Nous savions aussi que le régime syrien ne cèderait pas facilement et qu’il était capable d’employer toutes les méthodes, je dis bien toutes les méthodes, pour ne pas céder à la pression, pacifique, de la rue.

Nous savions que l’armée égyptienne pourrait siffler la fin de la récréation à tout moment. Nous n’ignorions pas que les régimes réactionnaires et ultraconservateurs de la péninsule arabique feraient tout pour pervertir ces mouvements et empêcher l’idéal démocratique de se diffuser. La répression aveugle des manifestants à Bahreïn, ceux-là même qui se réunissaient à la désormais disparue Place de la Perle, l’a bien montré. Le Printemps à peine bourgeonnant était déjà combattu par la violence et les intimidations.

Aujourd’hui, il est de bon ton de railler le Printemps arabe. Il est de bon ton de lui substituer l’expression d’« Hiver arabe ». Le constat est terrible : Une Syrie à feu et à sang, une Libye divisée, une Egypte qui a repris le chemin de l’autoritarisme et, disons-le, de la dictature. Un Yémen, ce pays parmi les plus pauvres de la planète, divisé lui aussi et soumis à une intervention militaire étrangère, en l’occurrence celle de l’Arabie Saoudite et de ses alliés. Le panorama est effectivement sombre.

Il incite effectivement au pessimisme. Il donne corps aux discours révisionnistes qui nous expliquent que les événements de 2011 étaient une folie voire un complot. Que cela a conduit à une régression terrible. Alors que l’on se demande si une nouvelle intervention étrangère ne va pas avoir lieu en Libye pour déloger les groupes liés à l’Organisation de l’Etat islamique, l’état actuel du monde arabe inquiète à un tel point que des voix se font entendre, y compris dans les pays concernés, pour nous expliquer que, finalement, cette région n’est peut-être pas faite pour la démocratie. Qu’il faut attendre encore, le temps de longues mutations des sociétés concernées.

Bien sûr, il y a l’exception tunisienne. Aussi imparfaite soit-elle, l’expérience de ce pays démontre que tout n’est pas à jeter dans le bilan de 2011. J’y reviendrai car je pense qu’il n’est pas opportun de contester les jugements négatifs lapidaires à l’encontre de l’ensemble du Printemps arabe par la mise en avant d’un seul contre-exemple. Certes, ce dernier compte beaucoup mais il est nécessaire d’élargir le raisonnement.

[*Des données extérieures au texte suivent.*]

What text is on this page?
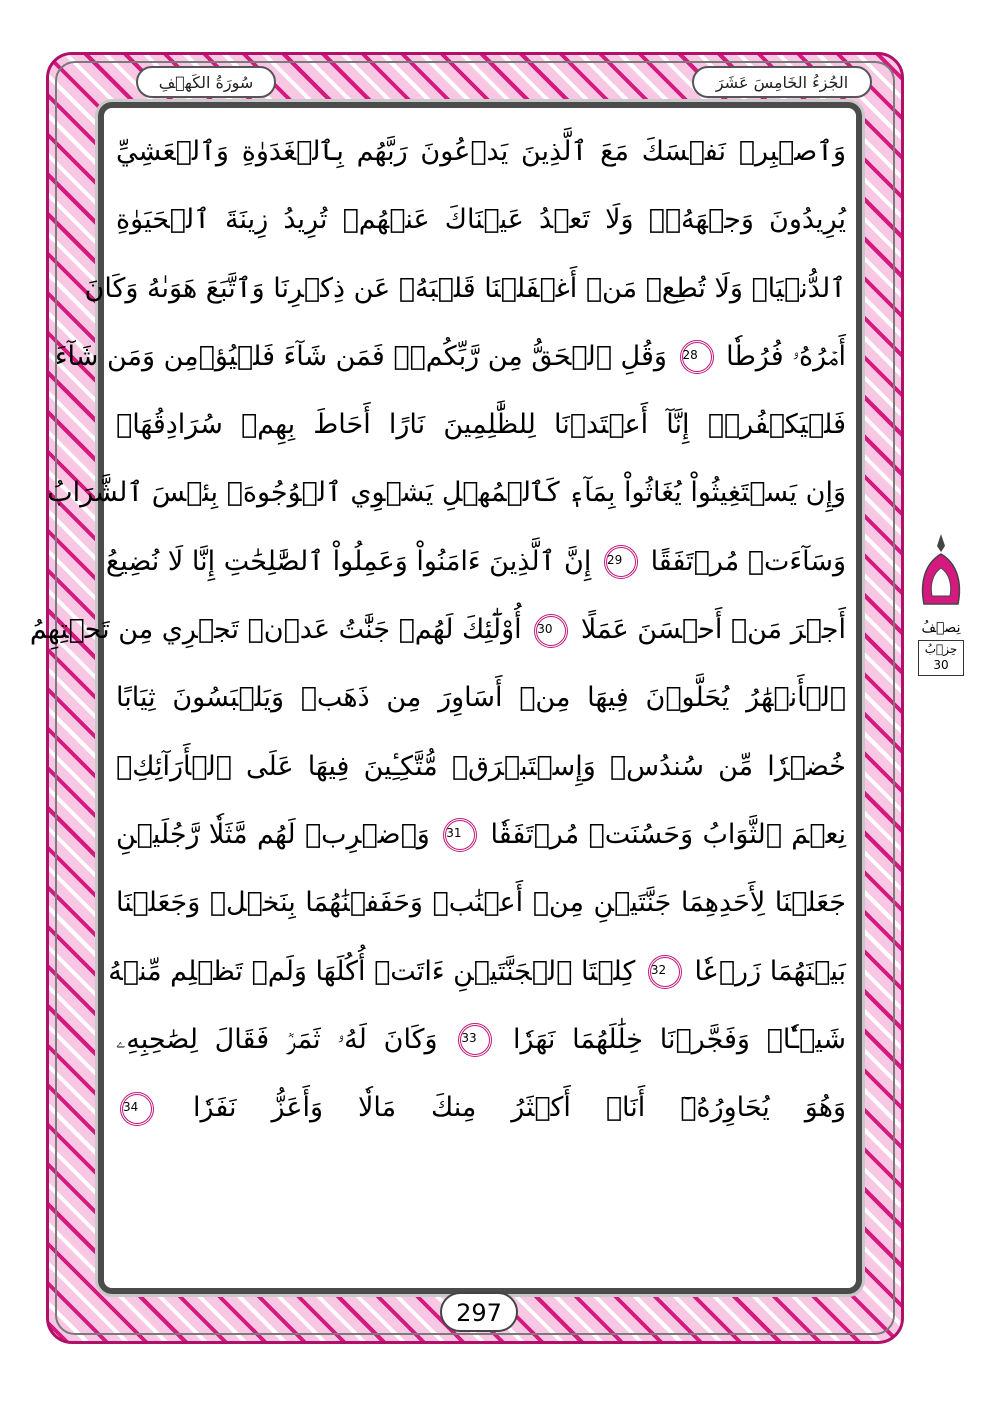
الجُزءُ الخَامِسَ عَشَرَ
سُورَةُ الكَهۡفِ
وَٱصۡبِرۡ نَفۡسَكَ مَعَ ٱلَّذِينَ يَدۡعُونَ رَبَّهُم بِٱلۡغَدَوٰةِ وَٱلۡعَشِيِّ
يُرِيدُونَ وَجۡهَهُۥۖ وَلَا تَعۡدُ عَيۡنَاكَ عَنۡهُمۡ تُرِيدُ زِينَةَ ٱلۡحَيَوٰةِ
ٱلدُّنۡيَاۖ وَلَا تُطِعۡ مَنۡ أَغۡفَلۡنَا قَلۡبَهُۥ عَن ذِكۡرِنَا وَٱتَّبَعَ هَوَىٰهُ وَكَانَ
أَمۡرُهُۥ فُرُطٗا 28 وَقُلِ ٱلۡحَقُّ مِن رَّبِّكُمۡۖ فَمَن شَآءَ فَلۡيُؤۡمِن وَمَن شَآءَ
فَلۡيَكۡفُرۡۚ إِنَّآ أَعۡتَدۡنَا لِلظَّٰلِمِينَ نَارًا أَحَاطَ بِهِمۡ سُرَادِقُهَاۚ
وَإِن يَسۡتَغِيثُواْ يُغَاثُواْ بِمَآءٖ كَٱلۡمُهۡلِ يَشۡوِي ٱلۡوُجُوهَۚ بِئۡسَ ٱلشَّرَابُ
وَسَآءَتۡ مُرۡتَفَقًا 29 إِنَّ ٱلَّذِينَ ءَامَنُواْ وَعَمِلُواْ ٱلصَّٰلِحَٰتِ إِنَّا لَا نُضِيعُ
أَجۡرَ مَنۡ أَحۡسَنَ عَمَلًا 30 أُوْلَٰٓئِكَ لَهُمۡ جَنَّٰتُ عَدۡنٖ تَجۡرِي مِن تَحۡتِهِمُ
ٱلۡأَنۡهَٰرُ يُحَلَّوۡنَ فِيهَا مِنۡ أَسَاوِرَ مِن ذَهَبٖ وَيَلۡبَسُونَ ثِيَابًا
خُضۡرٗا مِّن سُندُسٖ وَإِسۡتَبۡرَقٖ مُّتَّكِـِٔينَ فِيهَا عَلَى ٱلۡأَرَآئِكِۚ
نِعۡمَ ٱلثَّوَابُ وَحَسُنَتۡ مُرۡتَفَقٗا 31 وَٱضۡرِبۡ لَهُم مَّثَلٗا رَّجُلَيۡنِ
جَعَلۡنَا لِأَحَدِهِمَا جَنَّتَيۡنِ مِنۡ أَعۡنَٰبٖ وَحَفَفۡنَٰهُمَا بِنَخۡلٖ وَجَعَلۡنَا
بَيۡنَهُمَا زَرۡعٗا 32 كِلۡتَا ٱلۡجَنَّتَيۡنِ ءَاتَتۡ أُكُلَهَا وَلَمۡ تَظۡلِم مِّنۡهُ
شَيۡـٔٗاۚ وَفَجَّرۡنَا خِلَٰلَهُمَا نَهَرٗا 33 وَكَانَ لَهُۥ ثَمَرٞ فَقَالَ لِصَٰحِبِهِۦ
وَهُوَ يُحَاوِرُهُۥٓ أَنَا۠ أَكۡثَرُ مِنكَ مَالٗا وَأَعَزُّ نَفَرٗا 34
نِصۡفُ
حِزۡبُ
30
297
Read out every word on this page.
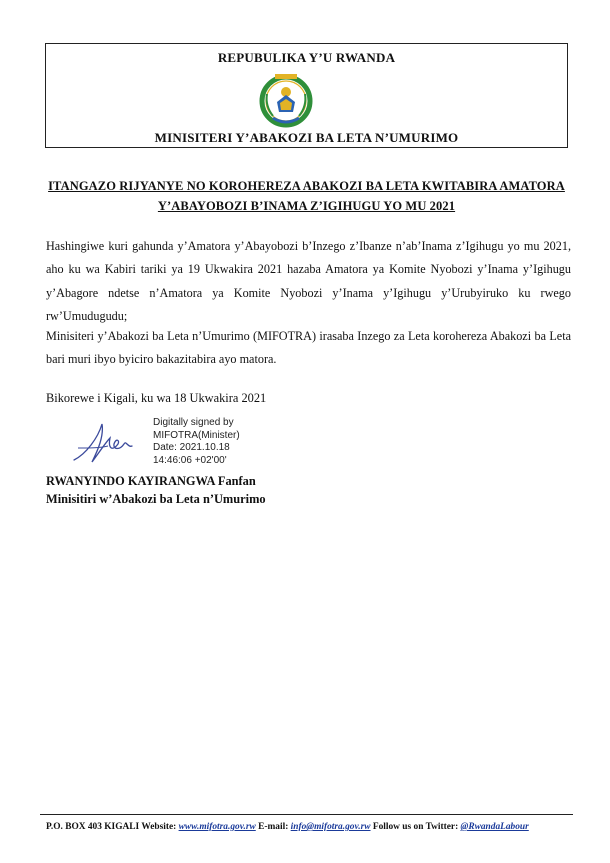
REPUBULIKA Y’U RWANDA
MINISITERI Y’ABAKOZI BA LETA N’UMURIMO
ITANGAZO RIJYANYE NO KOROHEREZA ABAKOZI BA LETA KWITABIRA AMATORA
Y’ABAYOBOZI B’INAMA Z’IGIHUGU YO MU 2021
Hashingiwe kuri gahunda y’Amatora y’Abayobozi b’Inzego z’Ibanze n’ab’Inama z’Igihugu yo mu 2021, aho ku wa Kabiri tariki ya 19 Ukwakira 2021 hazaba Amatora ya Komite Nyobozi y’Inama y’Igihugu y’Abagore ndetse n’Amatora ya Komite Nyobozi y’Inama y’Igihugu y’Urubyiruko ku rwego rw’Umudugudu;
Minisiteri y’Abakozi ba Leta n’Umurimo (MIFOTRA) irasaba Inzego za Leta korohereza Abakozi ba Leta bari muri ibyo byiciro bakazitabira ayo matora.
Bikorewe i Kigali, ku wa 18 Ukwakira 2021
Digitally signed by
MIFOTRA(Minister)
Date: 2021.10.18
14:46:06 +02'00'
RWANYINDO KAYIRANGWA Fanfan
Minisitiri w’Abakozi ba Leta n’Umurimo
P.O. BOX 403 KIGALI Website: www.mifotra.gov.rw E-mail: info@mifotra.gov.rw Follow us on Twitter: @RwandaLabour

Revenons donc à 2011 et rappelons-nous ceci. Tous les pays arabes, tous, ont été touchés par la contestation. Tous ont connu, bien entendu à des degrés divers, des revendications de mieux-être, des demandes de réforme, de libéralisation de la vie politique et aussi de la vie économique. Faut-il donc oublier ces manifestations ? Ces emballements citoyens ? Peut-on sérieusement penser que l’aspiration à la démocratie, à ce que j’ai appelé le droit aux droits les plus élémentaires – en arabe « el-haq lil houqouq »-, a disparu ? Oui, la guerre défigure de nombreux pays arabes. Le terrorisme sévit et engendre la peur de l’avenir. Mais le regard sur 2011 ne doit pas être dénaturé.

L’Histoire n’est pas une connexion internet à haut débit. Elle est un long processus fait d’avancées, de ruptures et de régressions. 2011 n’a été que le début, ou peut-être une nouvelle étape dans la transition des pays arabes. Il est donc nécessaire de restituer cette perspective et partir du principe que nous sommes toujours dans cette transition. Et se convaincre que les causes qui ont préparé 2011 sont toujours présentes malgré les situations d’urgence que font naître les conflits.

Nous venons de le voir en Syrie où, dans des villes et des villages, à peine le cessez-le-feu entériné, des gens sont sortis dans les rues pour réclamer le départ du régime. La liberté, la dignité, le droit aux droits, tout cela continuera à être revendiqué tout comme les espérances du printemps des peuples européens de 1848 ont continué à être portées malgré les échecs et les revers.

Si l’on considère que le monde arabe est toujours dans une période de transition, alors cela change le jugement et cela incite à regarder vers l’avenir. Et c’est là que la Tunisie peut être une source d’inspiration. Ce pays nous a montré que, dans la période qui suit l’effondrement d’un régime, il est absolument indispensable de bâtir des consensus politiques. Nous le savons tous, ce qui fait figure d’obstacle majeur à la démocratisation du monde arabe, outre la nature dictatoriale des régimes, c’est la présence de l’islamisme comme force politique principale ou, en tous les cas, comme force incontournable. Celles et ceux qui pensent que l’on peut éradiquer cette force se trompent. Ou en tous les cas, ils doivent être conscients que cela signifie de longues années de guerre civile, de peines et de destructions. Et, au final, même si elles s’achèvent un vainqueur et un vaincu, nous savons que les guerres civiles ne règlent rien.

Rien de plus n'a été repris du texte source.